HP-MPI Version 2.2 for HP-UX Release Note

HP-MPI V2.2 for HP-UX Release Note
What’s in This Version
15
MPI_RDMA_NONESIDED=N
Specifies the number of one-sided operations that can be posted concurrently for each rank, no
matter the destination. The default is 8.
MPI_MAX_REMSH=N
This release includes a startup scalability enhancement when using the -f option to mpirun.
This enhancement allows a large number of HP-MPI daemons (mpid) to be created without
requiring mpirun to maintain a large number of remote shell connections.
When running with a very large number of nodes, the number of remote shells normally
required to start all of the daemons can exhaust the available file descriptors. To create the
necessary daemons, mpirun now uses the remote shell specified with MPI_REMSH to create up
to 20 daemons only, by default. This number can be changed using the environment variable
MPI_MAX_REMSH. When the number of daemons required is greater than MPI_MAX_REMSH,
mpirun will create only MPI_MAX_REMSH number of remote daemons directly. The directly
created daemons will then create the remaining daemons using an n-ary tree, where n is the
value of MPI_MAX_REMSH. Although this process is generally transparent to the user, the new
startup requires that each node in the cluster is able to use the specified MPI_REMSH command
(e.g. rsh, ssh) to each node in the cluster without a password. The value of MPI_MAX_REMSH is
used on a per-world basis. Therefore, applications which spawn a large number of worlds may
need to use a small value for MPI_MAX_REMSH. MPI_MAX_REMSH is only relevant when using the
-f option to mpirun. The default value is 20.
MPI_RANKMEMSIZE=d
Specifies the shared memory for each rank. 12.5% is used as generic. 87.5% is used as
fragments. The only way to change this ratio is to use MPI_SHMEMCNTL. MPI_RANKMEMSIZE is
the opposite of MPI_GLOBMEMSIZE, where the total shared memory across all the ranks are
specified. MPI_RANKMEMSIZE takes precedence over MPI_GLOBMEMSIZE if both are set. Both
MPI_RANKMEMSIZE and MPI_GLOBMEMSIZE are mutually exclusive to MPI_SHMEMCNTL. If
MPI_SHMEMCNTL is set, then the user cannot set the other two, and vice versa.

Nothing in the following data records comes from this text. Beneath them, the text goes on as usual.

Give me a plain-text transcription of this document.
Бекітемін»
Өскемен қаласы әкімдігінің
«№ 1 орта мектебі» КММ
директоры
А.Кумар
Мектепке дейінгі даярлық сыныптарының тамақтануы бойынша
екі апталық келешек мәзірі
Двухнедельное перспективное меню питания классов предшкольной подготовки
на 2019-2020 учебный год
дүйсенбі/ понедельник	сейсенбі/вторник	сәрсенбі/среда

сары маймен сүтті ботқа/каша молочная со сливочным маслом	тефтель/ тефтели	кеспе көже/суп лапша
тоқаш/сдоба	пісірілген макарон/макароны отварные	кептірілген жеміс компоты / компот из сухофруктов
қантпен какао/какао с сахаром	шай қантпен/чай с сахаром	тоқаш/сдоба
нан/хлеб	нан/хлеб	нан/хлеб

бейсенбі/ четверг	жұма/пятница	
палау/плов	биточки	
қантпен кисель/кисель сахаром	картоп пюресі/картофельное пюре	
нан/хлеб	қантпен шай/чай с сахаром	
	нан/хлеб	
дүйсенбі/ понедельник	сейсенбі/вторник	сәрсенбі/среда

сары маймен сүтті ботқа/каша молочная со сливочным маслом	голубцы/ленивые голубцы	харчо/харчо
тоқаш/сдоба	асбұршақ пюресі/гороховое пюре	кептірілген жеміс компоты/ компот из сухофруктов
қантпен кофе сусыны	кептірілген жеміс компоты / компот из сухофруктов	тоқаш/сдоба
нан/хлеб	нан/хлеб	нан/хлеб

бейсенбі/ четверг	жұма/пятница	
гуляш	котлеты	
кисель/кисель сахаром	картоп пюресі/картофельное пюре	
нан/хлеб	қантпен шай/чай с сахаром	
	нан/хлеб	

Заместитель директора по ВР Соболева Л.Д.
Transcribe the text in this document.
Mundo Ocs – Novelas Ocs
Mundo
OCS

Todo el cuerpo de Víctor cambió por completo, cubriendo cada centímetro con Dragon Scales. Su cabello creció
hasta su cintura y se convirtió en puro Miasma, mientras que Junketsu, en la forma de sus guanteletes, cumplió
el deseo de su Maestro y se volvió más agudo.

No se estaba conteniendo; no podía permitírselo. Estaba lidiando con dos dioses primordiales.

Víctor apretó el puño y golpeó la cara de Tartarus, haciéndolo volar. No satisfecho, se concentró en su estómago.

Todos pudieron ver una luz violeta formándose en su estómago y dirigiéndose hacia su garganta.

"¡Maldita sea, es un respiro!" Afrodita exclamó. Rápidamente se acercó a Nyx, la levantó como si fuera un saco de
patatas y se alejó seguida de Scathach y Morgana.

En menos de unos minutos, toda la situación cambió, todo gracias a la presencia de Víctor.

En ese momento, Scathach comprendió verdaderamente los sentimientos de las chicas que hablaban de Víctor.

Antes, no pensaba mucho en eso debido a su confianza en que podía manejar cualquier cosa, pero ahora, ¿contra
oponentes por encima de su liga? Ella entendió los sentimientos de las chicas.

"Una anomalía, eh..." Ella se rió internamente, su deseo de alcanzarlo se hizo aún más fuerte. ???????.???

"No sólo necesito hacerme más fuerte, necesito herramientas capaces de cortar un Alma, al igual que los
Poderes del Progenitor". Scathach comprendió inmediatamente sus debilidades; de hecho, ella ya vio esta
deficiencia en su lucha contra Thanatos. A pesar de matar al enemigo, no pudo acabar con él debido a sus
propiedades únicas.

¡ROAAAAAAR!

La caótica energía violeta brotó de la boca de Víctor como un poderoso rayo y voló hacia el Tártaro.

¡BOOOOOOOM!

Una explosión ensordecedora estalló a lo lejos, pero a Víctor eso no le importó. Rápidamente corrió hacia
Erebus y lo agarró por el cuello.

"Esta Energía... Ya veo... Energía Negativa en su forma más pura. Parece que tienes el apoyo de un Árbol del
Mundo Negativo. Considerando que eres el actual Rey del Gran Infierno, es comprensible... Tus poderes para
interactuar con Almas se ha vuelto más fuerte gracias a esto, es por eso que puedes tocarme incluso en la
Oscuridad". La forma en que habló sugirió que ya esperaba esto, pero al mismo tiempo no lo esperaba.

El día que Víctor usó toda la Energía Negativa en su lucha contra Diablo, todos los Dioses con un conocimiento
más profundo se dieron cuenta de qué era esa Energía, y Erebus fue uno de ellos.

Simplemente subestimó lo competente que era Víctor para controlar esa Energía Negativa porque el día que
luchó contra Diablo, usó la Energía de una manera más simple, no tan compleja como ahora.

MPI_GLOBMEMSIZE=e Where e is the total bytes of shared memory of the job. If the job size is
N, then each rank has e/N bytes of shared memory. 12.5% is used as generic. 87.5% is used as
fragments. The only way to change this ratio is to use MPI_SHMEMCNTL.
MPI_SHMEMCNTL=a,b,c
a The number of envelopes for shared memory communication. The default is
8.
b The bytes of shared memory to be used as fragments for messages. The
default is 12.5% of the total memory.